Eadric set his hands on my shoulders and met my eyes with his. "You're not going with me. You mean too much to me to risk taking you there. This expedition has gotten too dangerous, and it's only just begun."
I took half a step back, stopping only because I'd reached the edge of the rock. "Is this what you think our marriage is going to be l
ike? You'll make all the major decisions and tell me what to do? Grassina and Haywood have made all their decisions together for the past few months, and they weren't even married yet. I thought married people were partners who helped each other. If we're going to get married, you'll have to understand that I love you and I'll never let you walk into danger alone. I want you to be safe just as much as you want me to be. I'm going to help you in any way I can, and if that means going into a troll mountain, so be it. Now, you know that we don't have time to argue about this. Bradston needs us as soon as we can get there. This may not be the way you'd originally planned, but we're still Bradston's only hope."
"You can be so stubborn!"
"Only when I have to be," I said. "Like when someone is trying to make me do something that I know is wrong."
Eadric sighed and shook his head. "Then I guess we'd better get started." He held my hand while he hopped off the rock, then helped me down after him. "So," he said as we started to walk, "do you have any idea how that troll with the two heads was able to find us?"

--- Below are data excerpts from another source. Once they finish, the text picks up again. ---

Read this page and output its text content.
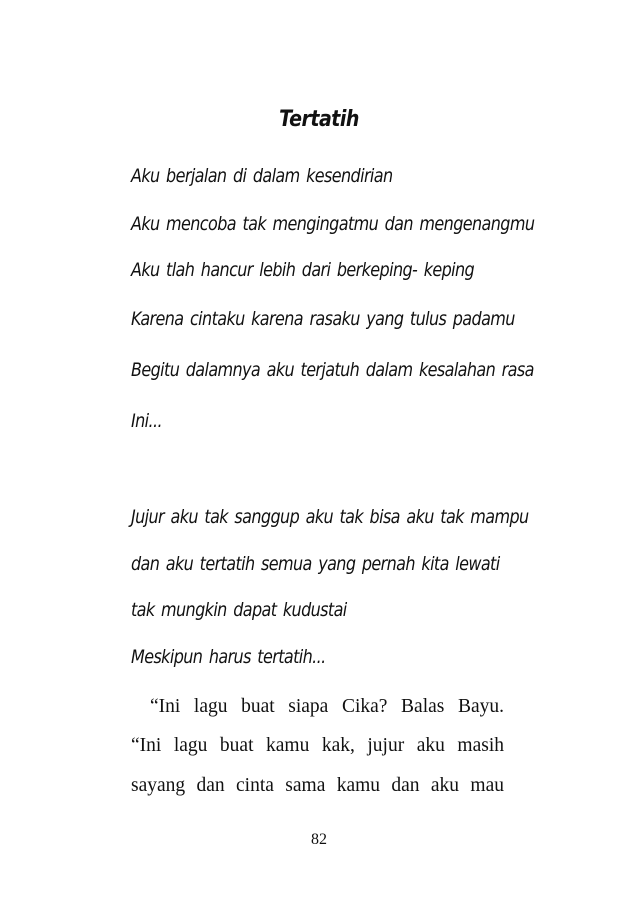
Tertatih
Aku berjalan di dalam kesendirian
Aku mencoba tak mengingatmu dan mengenangmu
Aku tlah hancur lebih dari berkeping- keping
Karena cintaku karena rasaku yang tulus padamu
Begitu dalamnya aku terjatuh dalam kesalahan rasa
Ini...
Jujur aku tak sanggup aku tak bisa aku tak mampu
dan aku tertatih semua yang pernah kita lewati
tak mungkin dapat kudustai
Meskipun harus tertatih...
“Ini lagu buat siapa Cika? Balas Bayu.
“Ini lagu buat kamu kak, jujur aku masih
sayang dan cinta sama kamu dan aku mau
82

"I think that ball he wore could show him where I'd worked magic. He used it to find us after I changed the brook into a river, and again when I made us invisible. It was probably how he found us in the first place. He must have known where I was by the magic I used in my tent."
"What magic was that?"
"I lured a griffin away from camp. It wasn't a very big spell, but I guess it doesn't have to be for that ball to pick it up. I think it must be a magic-seeing ball. I've heard about them, although there aren't very many around. They're generally made to keep an eye on a troublesome witch or wizard. A farseeing ball can locate just about anyone, but the person who uses it has to have some ability with magic. Magic-seeing balls are different. Although a magic user has to make it, anyone can use it, even someone who has no magic of his own. It locates the witch it was meant to find as soon as she uses her magic. I wondered how the troll queen could see me. It makes sense if she had a magic-seeing ball that was focused on me. Do you suppose the two-headed troll was using the queen's or had one of his own?"